China, a country that built its mammoth economy using cheap labor and relaxed business-friendly environmental laws, is now suffering from the literal cloud of smog it has created for itself. In attempts to undo the damage, Chinese regulators have begun imposing strict emissions requirements on automakers. While manufacturers of small bespoke brands like McLaren and Morgan have typically been exempt from these laws because their cars sell in low quantities and are driven sparsely, Autocar reports that the old paradigm has now changed.
It all has to do with China's most recent round of environmental legislation. Chinese regulators already required automakers to clear each model for sale by testing it when new to see if it passed emissions and then retesting the vehicle again after 160,000 km (99,419 miles) to see if it could pass again even with an aged engine. That makes sense for your run of the mill Toyota or Chinese-made Chery that's bought by a working class citizen to use for the daily commute, but it's not as important a mandate for low volume models like the McLaren 720S or 570S Spider. Unless you drive your P1 daily like some rare breeds of owners, a supercar like a McLaren will spend more time in the garage than out on the roads polluting.

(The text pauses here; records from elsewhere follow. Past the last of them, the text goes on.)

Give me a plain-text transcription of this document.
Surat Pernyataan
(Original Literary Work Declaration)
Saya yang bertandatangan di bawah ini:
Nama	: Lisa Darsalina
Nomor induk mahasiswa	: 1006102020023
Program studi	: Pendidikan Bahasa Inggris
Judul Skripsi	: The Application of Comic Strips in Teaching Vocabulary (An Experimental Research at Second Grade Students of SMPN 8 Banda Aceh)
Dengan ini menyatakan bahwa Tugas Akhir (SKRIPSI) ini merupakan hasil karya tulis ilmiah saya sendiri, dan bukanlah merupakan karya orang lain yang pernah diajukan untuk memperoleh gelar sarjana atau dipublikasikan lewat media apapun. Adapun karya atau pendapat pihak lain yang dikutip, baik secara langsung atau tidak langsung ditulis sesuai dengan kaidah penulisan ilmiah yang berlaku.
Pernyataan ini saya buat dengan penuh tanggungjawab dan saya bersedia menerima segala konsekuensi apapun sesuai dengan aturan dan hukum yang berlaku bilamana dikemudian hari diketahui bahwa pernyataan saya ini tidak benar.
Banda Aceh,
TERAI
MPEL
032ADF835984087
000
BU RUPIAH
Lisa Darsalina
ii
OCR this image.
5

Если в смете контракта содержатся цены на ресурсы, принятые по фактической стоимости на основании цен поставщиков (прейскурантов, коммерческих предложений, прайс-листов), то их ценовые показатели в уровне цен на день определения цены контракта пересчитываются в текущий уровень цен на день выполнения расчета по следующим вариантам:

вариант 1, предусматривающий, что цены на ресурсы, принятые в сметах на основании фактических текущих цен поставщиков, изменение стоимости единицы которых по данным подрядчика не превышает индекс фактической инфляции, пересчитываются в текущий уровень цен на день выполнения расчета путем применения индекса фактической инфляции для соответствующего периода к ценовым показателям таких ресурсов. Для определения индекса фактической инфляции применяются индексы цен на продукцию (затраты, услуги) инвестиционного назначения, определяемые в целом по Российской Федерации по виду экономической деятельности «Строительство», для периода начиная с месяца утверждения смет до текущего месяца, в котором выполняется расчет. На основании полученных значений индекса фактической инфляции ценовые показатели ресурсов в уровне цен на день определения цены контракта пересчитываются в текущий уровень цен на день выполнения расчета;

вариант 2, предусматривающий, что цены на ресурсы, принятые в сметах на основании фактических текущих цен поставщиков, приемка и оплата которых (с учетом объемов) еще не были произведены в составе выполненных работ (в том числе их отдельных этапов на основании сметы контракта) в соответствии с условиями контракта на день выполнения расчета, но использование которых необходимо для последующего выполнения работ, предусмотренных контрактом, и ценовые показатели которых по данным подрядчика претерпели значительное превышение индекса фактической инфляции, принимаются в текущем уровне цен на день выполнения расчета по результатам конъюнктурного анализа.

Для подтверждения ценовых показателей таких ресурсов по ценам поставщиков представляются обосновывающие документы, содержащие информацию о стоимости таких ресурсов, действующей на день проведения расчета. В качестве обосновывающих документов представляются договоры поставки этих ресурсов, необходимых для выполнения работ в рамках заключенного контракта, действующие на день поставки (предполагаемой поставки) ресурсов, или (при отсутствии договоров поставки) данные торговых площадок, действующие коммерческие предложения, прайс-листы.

Unfortunately, the recent amendment to the law has changed that, forcing supercar manufacturers to adhere to the law requiring a secondary test after 160,000 km. A McLaren spokesperson told Autocar that this is causing a delay in delivery times for these cars, with some owners being told to wait two or more months. Other automakers like Lamborghini, Ariel, Morgan, and a few unnamed manufacturers are seeing delivery delays as well, though the issue has nothing to do with their cars being unable to pass further emissions tests. Ariel boss Simon Saunders told Autocar, "All new vehicles are being designed to high volume Type Approval and legislation standards, so we're confident that future Ariels will meet China Vl legislation."
McLaren echoed similar sentiments, claiming that it's confident its cars will pass but that it will take time, which is understandable given that putting almost 100,000 miles on a car so quickly is not easy. In either case, the delays will not cause much more of an impact aside from inconveniencing buyers awaiting their new supercars (life must be so hard for them) and forcing a test driver to sit behind the wheel quite a bit longer. China's regulatory stance on cars has been on the rise, but the UK's Society of Motor Manufacturers and Traders is urging the government to relax laws and make them more reflective of those in place in the US and EU. At least Chinese buyers can still get their fix with a Rimac and give LeEco a reason to build the LeSEE.